L’Africa ,si sa, è una terra lontana. Parecchio lontana.
Qualcuno però ,un giorno, africano e non, religioso o laico, ha deciso di prendere una qualche iniziativa, pur modesta che essa sia, per scongiurare, se fosse possibile ,una eventuale quanto probabile balcanizzazione del Congo (R.D. del Congo).
Il suo nome è “Rete Pace per il Congo”, nata a San Polo-Torrile, in provincia di Parma,affiancata e sostenuta dai missionari saveriani e da alcuni laici ,che hanno avuto occasione di trascorrere degli anni in Congo,quasi certamente per ragioni di lavoro, e conoscono pertanto bene il “prima” e il “dopo”.
Essi domandano ai parlamentari italiani, in primis, e poi agli eurodeputati a Bruxelles, in una lettera aperta che tutto quanto detto sopra cessi.

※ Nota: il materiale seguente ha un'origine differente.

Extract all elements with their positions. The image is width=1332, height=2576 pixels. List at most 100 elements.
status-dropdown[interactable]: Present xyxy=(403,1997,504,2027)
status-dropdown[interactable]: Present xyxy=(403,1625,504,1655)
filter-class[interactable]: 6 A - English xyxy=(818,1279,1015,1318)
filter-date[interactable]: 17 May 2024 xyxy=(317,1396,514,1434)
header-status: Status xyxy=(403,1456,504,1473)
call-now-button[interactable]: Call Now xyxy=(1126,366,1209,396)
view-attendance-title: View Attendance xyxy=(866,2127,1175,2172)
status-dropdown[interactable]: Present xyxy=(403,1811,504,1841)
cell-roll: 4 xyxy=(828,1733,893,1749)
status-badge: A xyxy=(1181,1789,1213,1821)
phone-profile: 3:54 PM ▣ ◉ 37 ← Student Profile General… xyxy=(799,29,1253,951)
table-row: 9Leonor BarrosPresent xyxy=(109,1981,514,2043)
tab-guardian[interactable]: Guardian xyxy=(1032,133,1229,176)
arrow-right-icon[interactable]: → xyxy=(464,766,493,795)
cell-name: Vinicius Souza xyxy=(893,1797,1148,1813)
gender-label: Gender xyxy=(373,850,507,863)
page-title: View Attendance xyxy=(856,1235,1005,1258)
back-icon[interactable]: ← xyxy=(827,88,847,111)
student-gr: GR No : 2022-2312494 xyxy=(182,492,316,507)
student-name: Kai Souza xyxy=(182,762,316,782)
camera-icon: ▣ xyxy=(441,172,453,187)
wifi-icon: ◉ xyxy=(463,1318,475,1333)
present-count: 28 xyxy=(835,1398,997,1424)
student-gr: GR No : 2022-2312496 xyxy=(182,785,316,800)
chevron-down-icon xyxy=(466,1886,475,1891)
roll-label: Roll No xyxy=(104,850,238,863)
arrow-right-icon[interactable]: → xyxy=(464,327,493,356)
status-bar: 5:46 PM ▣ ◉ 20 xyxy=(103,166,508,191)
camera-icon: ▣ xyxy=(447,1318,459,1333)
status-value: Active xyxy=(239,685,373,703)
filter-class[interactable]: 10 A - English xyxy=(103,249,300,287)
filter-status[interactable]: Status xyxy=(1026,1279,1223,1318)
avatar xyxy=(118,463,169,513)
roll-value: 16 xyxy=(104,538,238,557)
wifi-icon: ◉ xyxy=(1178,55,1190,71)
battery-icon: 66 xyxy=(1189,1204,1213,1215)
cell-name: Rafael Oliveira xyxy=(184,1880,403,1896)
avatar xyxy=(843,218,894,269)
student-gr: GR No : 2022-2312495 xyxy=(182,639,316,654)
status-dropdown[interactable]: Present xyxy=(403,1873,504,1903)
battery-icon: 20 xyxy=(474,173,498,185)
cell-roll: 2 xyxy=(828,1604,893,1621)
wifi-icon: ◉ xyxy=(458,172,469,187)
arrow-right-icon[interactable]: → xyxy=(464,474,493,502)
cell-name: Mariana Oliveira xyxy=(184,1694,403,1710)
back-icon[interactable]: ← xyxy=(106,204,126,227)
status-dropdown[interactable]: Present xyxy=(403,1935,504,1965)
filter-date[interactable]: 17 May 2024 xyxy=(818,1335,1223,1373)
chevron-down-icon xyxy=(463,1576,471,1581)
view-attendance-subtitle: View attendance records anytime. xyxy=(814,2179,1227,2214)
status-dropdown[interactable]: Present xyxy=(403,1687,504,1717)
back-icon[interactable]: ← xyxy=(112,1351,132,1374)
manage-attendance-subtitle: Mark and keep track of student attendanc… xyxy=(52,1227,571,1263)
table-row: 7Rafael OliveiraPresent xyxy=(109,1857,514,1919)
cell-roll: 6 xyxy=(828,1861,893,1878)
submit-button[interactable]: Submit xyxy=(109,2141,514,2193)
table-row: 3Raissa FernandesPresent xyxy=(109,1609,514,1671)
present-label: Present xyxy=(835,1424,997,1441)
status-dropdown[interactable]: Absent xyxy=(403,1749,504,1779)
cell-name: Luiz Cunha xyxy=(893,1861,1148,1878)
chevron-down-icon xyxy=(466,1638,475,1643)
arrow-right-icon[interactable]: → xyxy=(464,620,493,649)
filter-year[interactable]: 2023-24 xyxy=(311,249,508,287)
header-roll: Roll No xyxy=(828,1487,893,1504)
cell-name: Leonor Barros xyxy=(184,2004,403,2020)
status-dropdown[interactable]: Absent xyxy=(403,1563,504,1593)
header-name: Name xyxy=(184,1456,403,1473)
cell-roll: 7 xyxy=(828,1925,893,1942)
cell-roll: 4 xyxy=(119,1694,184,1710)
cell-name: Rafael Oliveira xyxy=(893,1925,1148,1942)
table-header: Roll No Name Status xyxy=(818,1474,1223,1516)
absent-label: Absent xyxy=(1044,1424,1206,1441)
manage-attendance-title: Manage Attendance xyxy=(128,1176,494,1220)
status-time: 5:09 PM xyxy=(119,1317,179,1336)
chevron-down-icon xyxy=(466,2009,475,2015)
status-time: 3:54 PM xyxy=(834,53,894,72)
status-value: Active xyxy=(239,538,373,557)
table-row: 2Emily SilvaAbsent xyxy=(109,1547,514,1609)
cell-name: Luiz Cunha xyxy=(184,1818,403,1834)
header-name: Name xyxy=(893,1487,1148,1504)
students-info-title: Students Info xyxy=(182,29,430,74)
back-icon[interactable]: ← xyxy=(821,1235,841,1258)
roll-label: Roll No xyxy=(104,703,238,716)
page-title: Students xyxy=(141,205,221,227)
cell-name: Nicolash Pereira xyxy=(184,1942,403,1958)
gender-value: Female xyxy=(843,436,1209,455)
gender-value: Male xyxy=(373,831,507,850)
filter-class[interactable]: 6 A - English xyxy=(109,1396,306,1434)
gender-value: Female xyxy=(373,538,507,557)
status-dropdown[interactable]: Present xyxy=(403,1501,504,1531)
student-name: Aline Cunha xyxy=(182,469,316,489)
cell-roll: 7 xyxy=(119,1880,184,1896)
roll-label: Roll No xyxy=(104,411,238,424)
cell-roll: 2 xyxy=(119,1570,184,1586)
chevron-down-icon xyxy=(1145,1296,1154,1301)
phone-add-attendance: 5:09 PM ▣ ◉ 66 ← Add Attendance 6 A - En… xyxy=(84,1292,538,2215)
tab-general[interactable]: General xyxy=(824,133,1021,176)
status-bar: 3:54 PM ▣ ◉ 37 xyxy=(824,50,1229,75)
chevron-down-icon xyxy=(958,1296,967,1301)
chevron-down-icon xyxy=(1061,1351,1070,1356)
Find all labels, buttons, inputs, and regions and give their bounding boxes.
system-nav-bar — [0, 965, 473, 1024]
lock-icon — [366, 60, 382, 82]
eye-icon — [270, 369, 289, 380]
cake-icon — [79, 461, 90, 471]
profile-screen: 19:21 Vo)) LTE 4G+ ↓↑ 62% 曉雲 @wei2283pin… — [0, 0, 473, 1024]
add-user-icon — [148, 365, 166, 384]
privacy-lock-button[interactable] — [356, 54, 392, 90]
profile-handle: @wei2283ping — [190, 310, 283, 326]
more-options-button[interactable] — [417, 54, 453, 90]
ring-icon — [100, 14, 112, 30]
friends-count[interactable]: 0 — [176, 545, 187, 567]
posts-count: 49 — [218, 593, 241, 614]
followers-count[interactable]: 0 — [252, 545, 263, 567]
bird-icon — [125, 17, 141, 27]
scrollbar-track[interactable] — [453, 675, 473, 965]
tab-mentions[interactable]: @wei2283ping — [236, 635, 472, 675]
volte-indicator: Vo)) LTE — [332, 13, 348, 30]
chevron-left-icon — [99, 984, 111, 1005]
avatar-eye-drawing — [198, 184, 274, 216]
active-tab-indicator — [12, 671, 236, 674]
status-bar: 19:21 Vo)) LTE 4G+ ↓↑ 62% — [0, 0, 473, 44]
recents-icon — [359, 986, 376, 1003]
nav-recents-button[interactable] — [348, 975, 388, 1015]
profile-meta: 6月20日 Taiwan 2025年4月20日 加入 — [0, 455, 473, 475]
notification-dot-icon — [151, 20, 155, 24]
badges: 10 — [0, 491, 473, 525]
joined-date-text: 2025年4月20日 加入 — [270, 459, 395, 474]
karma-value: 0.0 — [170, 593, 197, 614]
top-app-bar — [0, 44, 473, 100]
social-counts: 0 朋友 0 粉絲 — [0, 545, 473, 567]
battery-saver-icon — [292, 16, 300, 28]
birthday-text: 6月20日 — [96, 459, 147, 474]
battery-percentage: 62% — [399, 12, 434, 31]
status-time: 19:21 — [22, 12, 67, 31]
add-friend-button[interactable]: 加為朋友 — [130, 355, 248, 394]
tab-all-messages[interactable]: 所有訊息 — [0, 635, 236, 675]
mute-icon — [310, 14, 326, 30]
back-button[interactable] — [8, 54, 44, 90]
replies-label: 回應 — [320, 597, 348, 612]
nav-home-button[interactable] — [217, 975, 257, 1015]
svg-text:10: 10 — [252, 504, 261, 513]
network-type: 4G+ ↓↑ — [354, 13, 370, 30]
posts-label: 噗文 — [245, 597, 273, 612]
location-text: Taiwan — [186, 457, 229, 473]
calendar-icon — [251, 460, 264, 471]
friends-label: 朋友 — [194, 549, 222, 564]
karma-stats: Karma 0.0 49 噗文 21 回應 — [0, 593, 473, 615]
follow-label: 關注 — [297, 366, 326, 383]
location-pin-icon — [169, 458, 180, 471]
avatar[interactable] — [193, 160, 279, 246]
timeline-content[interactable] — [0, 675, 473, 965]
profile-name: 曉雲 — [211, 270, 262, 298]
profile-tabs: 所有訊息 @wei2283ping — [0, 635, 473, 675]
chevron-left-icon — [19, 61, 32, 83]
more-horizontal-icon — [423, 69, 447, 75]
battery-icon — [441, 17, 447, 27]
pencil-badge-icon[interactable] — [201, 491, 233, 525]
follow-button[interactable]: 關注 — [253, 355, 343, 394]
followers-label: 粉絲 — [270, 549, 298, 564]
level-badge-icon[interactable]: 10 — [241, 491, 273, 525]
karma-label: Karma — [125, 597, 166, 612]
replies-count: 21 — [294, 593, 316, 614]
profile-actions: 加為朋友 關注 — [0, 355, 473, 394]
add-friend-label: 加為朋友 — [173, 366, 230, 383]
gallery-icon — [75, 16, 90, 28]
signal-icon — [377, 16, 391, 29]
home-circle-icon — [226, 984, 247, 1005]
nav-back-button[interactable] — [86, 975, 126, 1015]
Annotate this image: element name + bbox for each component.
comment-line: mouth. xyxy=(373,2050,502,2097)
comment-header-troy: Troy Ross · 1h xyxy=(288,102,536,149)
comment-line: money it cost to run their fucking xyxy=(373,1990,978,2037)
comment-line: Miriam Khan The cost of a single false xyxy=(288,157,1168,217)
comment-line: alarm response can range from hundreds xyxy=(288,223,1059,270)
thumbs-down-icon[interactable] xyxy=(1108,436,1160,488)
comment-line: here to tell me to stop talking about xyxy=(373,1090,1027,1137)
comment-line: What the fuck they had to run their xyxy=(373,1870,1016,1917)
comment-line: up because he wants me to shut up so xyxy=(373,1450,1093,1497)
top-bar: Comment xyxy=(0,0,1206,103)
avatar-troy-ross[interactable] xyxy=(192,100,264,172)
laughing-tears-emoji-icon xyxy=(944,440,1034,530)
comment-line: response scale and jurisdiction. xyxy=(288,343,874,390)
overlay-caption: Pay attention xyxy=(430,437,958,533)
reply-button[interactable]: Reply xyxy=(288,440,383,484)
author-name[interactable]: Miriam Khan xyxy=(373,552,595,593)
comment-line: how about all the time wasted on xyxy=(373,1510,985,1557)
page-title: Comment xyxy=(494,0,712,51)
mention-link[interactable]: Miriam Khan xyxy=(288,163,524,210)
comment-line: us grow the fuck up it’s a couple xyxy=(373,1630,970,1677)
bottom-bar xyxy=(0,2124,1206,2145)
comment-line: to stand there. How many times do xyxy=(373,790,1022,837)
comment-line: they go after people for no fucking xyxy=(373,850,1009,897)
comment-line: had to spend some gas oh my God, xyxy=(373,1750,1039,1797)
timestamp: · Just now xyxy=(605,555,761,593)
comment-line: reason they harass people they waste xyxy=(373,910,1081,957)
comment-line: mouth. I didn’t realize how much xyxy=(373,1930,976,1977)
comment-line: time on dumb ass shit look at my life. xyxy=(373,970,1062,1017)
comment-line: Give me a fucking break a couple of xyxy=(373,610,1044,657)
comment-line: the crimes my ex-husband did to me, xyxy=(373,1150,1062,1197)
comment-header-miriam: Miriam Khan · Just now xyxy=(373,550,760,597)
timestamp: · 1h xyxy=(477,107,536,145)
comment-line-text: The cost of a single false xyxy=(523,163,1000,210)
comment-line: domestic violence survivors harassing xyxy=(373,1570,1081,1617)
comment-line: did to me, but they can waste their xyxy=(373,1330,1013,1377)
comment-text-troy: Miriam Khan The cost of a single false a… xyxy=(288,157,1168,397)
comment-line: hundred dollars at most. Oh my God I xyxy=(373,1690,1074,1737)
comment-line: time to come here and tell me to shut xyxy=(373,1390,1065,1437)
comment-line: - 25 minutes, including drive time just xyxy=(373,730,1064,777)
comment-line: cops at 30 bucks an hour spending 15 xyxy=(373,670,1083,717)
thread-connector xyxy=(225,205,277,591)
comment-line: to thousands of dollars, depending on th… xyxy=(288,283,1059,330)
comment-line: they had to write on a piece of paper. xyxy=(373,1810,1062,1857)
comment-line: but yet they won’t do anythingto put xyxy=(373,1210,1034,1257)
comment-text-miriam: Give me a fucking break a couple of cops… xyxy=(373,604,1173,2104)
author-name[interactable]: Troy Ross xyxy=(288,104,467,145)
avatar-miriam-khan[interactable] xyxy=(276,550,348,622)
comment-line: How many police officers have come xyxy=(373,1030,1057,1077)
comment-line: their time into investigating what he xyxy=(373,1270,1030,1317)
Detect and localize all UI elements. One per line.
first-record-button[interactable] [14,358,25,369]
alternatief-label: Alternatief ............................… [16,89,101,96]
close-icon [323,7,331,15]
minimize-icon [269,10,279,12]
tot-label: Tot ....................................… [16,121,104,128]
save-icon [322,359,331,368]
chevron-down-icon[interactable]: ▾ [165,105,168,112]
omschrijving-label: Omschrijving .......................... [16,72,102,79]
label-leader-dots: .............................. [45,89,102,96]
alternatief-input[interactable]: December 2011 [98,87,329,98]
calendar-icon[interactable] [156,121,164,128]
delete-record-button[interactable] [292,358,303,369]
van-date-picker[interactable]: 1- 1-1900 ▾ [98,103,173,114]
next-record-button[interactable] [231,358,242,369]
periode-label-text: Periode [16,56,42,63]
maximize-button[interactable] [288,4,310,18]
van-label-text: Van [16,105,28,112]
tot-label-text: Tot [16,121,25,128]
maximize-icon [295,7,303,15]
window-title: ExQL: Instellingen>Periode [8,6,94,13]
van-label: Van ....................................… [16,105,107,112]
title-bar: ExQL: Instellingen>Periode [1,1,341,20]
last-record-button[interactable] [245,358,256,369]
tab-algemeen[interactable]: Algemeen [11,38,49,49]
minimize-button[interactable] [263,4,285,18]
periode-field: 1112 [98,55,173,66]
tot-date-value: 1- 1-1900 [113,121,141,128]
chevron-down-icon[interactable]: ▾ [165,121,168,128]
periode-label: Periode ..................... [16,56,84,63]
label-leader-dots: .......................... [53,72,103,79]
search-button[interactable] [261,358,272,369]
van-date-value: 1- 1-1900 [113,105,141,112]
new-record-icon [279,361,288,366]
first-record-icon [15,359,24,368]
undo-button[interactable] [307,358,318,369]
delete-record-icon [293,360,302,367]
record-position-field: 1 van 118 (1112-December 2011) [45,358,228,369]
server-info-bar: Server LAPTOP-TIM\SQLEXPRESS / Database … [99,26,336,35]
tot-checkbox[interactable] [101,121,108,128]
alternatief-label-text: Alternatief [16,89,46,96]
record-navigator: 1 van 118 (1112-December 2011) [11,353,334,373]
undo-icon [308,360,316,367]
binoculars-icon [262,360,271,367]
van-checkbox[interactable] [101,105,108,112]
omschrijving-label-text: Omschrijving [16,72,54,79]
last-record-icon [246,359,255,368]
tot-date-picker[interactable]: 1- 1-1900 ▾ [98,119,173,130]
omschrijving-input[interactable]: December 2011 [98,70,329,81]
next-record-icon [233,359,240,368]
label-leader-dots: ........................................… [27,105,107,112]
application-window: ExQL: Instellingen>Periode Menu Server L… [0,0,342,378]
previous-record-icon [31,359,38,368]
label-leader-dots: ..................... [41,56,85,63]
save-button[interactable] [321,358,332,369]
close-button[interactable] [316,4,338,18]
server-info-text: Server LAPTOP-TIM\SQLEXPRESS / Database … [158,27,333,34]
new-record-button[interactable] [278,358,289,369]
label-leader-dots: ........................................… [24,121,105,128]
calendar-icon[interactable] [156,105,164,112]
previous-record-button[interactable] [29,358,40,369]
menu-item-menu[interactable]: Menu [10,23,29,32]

E che, perché ciò sia, che si attuino tempestivamente pesanti restrizioni da parte italiana nei rapporti politico-economico-diplomatici con il Rwanda.
Ora che l’iniziativa di “Rete Pace per il Congo” sia più che lodevole non c’è ombra di dubbio ma che la cosa possa sortire effettivi risultati, magari in tempi brevi, ho i miei dubbi.
Gli interessi reali in ballo sono così enormemente grandi per cui una voce di protesta per formare coscienza occorre senz’altro ed è un bene che martelli le orecchie di chi non vuole ascoltare, ma le modalità di risoluzione mi paiono ingenue.
Intanto oggi ,a Kinshasa, è partito il XIV Vertice della Francofonia.
E, quasi certamente, anche questo difficilissimo problema sarà argomento di discussione, trattandosi, comunque, di un brutto caso d'ingerenza indebita nel territorio di un altro Stato e di violazione conclamata dei diritti umani.